I. Contentieux des brevets d’invention

Le Tribunal de Grande Instance de Paris et la Cour d’Appel de Paris deviennent les seules juridictions compétentes en matière de contentieux des brevets d’invention.

Les appels des décisions relèveront, quelque soit la juridiction initialement saisie du litige, de la Cour d’Appel de Paris. Il en est de même lorsque le demandeur est domicilié à l’étranger. Dans cette dernière hypothèse, le décret prévoir une élection de domicile au siège de la Cour.

La Cour d’Appel de Paris est compétente, à titre exclusif, pour connaître des recours formés contre les décisions du Directeur de l’INPI en matière de délivrance, rejet ou maintien de brevets d’invention, de certificats d’utilité, de certificats complémentaires de protection et de topographies de produits semi-conducteurs (art. D. 411-19-1 du Code de l’Organisation Judiciaire).

Ces dispositions réglementaires diminuent le nombre de juridictions compétentes : les TGI de Marseille, Bordeaux, Strasbourg, Lille, Lyon et Toulouse ne pourront donc plus connaître d’affaires dites « techniques ».

Cette réforme semble critiquable à plusieurs titres.

D’une part, les raisons de spécialisation ou de technicité invoquées par les partisans d’un pôle juridictionnel unique ne résistent pas à l’analyse. Aujourd’hui, un expert judiciaire intervient dans la plupart des matières contentieuses. Par exemple en matière de garanties immobilières décennales, l’architecte et l’artisan spécialisé sont les meilleurs alliés des juridictions. De même, en matière de liquidation de régime matrimonial, le notaire et l’avocat spécialisés apportent toute leur expertise. En matière de brevets d’invention ou de certificats de protection, un Conseil en Propriété industrielle pourra apporter une analyse précise sur toute question technique (nouveauté, activité inventive, caractéristique de la contrefaçon).

Or, il ne viendrait à l’esprit de personne d’affirmer que les magistrats, notaires, avocats et conseils situés en Régions sont moins compétents ou moins bien formés que leurs homologues parisiens.

D’autre part, le principe consacré par le Code de procédure civile reste une compétence du domicile du défendeur ou, subsidiairement, du lieu du fait dommageable. En d’autres termes, celui qui souhaite porter le fer doit se rendre sur les terres de son adversaire. Une compétence exclusive des juridictions parisienne conduit à rompre ce principe, au détriment des milliers d’entrepreneurs situés hors de la capitale.

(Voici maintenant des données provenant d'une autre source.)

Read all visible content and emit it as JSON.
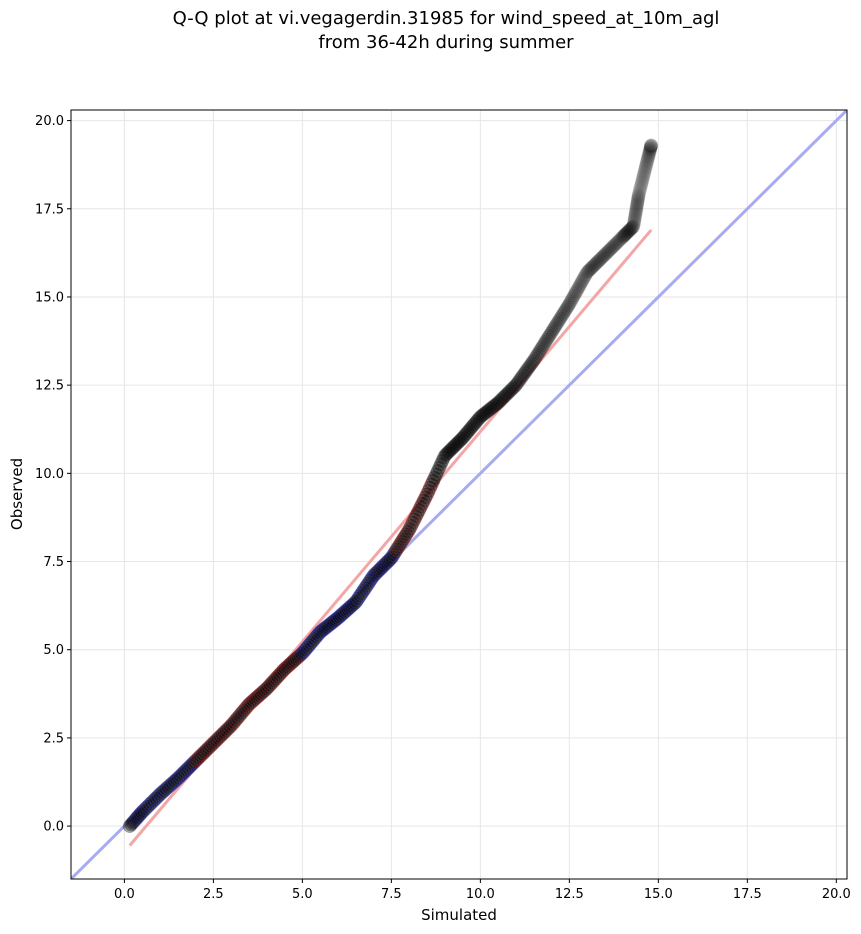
{
  "chart_data": {
    "type": "scatter",
    "title": "Q-Q plot at vi.vegagerdin.31985 for wind_speed_at_10m_agl",
    "subtitle": "from 36-42h during summer",
    "xlabel": "Simulated",
    "ylabel": "Observed",
    "xlim": [
      -1.5,
      20.3
    ],
    "ylim": [
      -1.5,
      20.3
    ],
    "xticks": [
      "0.0",
      "2.5",
      "5.0",
      "7.5",
      "10.0",
      "12.5",
      "15.0",
      "17.5",
      "20.0"
    ],
    "yticks": [
      "0.0",
      "2.5",
      "5.0",
      "7.5",
      "10.0",
      "12.5",
      "15.0",
      "17.5",
      "20.0"
    ],
    "grid": true,
    "reference_line": {
      "slope": 1,
      "intercept": 0,
      "color": "#a9abf2"
    },
    "fit_line": {
      "x": [
        0.15,
        14.8
      ],
      "y": [
        -0.55,
        16.9
      ],
      "color": "#f4a6a6"
    },
    "point_color": "#000000",
    "quantile_knots": {
      "x": [
        0.15,
        0.5,
        1.0,
        1.5,
        2.0,
        2.5,
        3.0,
        3.5,
        4.0,
        4.5,
        5.0,
        5.5,
        6.0,
        6.5,
        7.0,
        7.5,
        8.0,
        8.5,
        9.0,
        9.5,
        10.0,
        10.5,
        11.0,
        11.5,
        12.0,
        12.5,
        13.0,
        13.5,
        14.0,
        14.3,
        14.45,
        14.8
      ],
      "y": [
        0.0,
        0.4,
        0.9,
        1.35,
        1.85,
        2.35,
        2.85,
        3.45,
        3.9,
        4.45,
        4.9,
        5.5,
        5.9,
        6.35,
        7.1,
        7.6,
        8.4,
        9.4,
        10.5,
        11.0,
        11.6,
        12.0,
        12.5,
        13.2,
        14.0,
        14.8,
        15.7,
        16.2,
        16.7,
        17.0,
        17.9,
        19.3
      ]
    },
    "n_points": 420,
    "highlight_segments": [
      {
        "from_x": 0.3,
        "to_x": 2.0,
        "color": "#2a2aa6"
      },
      {
        "from_x": 2.0,
        "to_x": 5.0,
        "color": "#8a2222"
      },
      {
        "from_x": 5.0,
        "to_x": 7.6,
        "color": "#2a2aa6"
      },
      {
        "from_x": 7.6,
        "to_x": 8.7,
        "color": "#8a2222"
      }
    ]
  }
}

Enfin, les frais de postulation seront accrus au détriment des entreprises situés hors de l’Île-de-France. Les justiciables pourraient percevoir cette réforme comme l’institution d’une rente de situation pour les avocats de Paris.

Ces décrets, empreints de jacobinisme, rompent l’équilibre juridictionnel des territoires.

II. Contentieux de la propriété littéraire, des marques, des dessins et modèles, et des indications géographiques

En matière de droits d’auteur, de marques, de dessins et modèles et d’indications géographiques, les tribunaux de grandes instances compétents à compter du 1er novembre 2009 sont les suivants : Bordeaux, Lille, Lyon, Marseille, Nanterre, Nancy, Paris, Rennes et Fort-de-France.

Cependant, les recours contre les décisions du Directeur de l’INPI en matière de délivrance, de rejet ou de maintien des dessins et modèles et des marques, prévus par l’article R. 411-19 du Code de la propriété intellectuelle, sont portés exclusivement devant les Cours d’appel du ressort du domicile du demandeur. Les cours d’appel compétentes sont les suivantes : Aix-en-Provence, Bordeaux, Douai, Fort-de-France, Lyon, Nancy, Paris, Rennes et Versailles.

En quelques mots, la juridiction compétente relève de plusieurs critères :

– d’une part l’objet du litige : la compétence juridictionnelle varie selon la nature de l’acte contesté ;

– d’autre part le domicile des parties.

Ces deux critères constituent les éléments essentiels classiques de compétence juridictionnelle.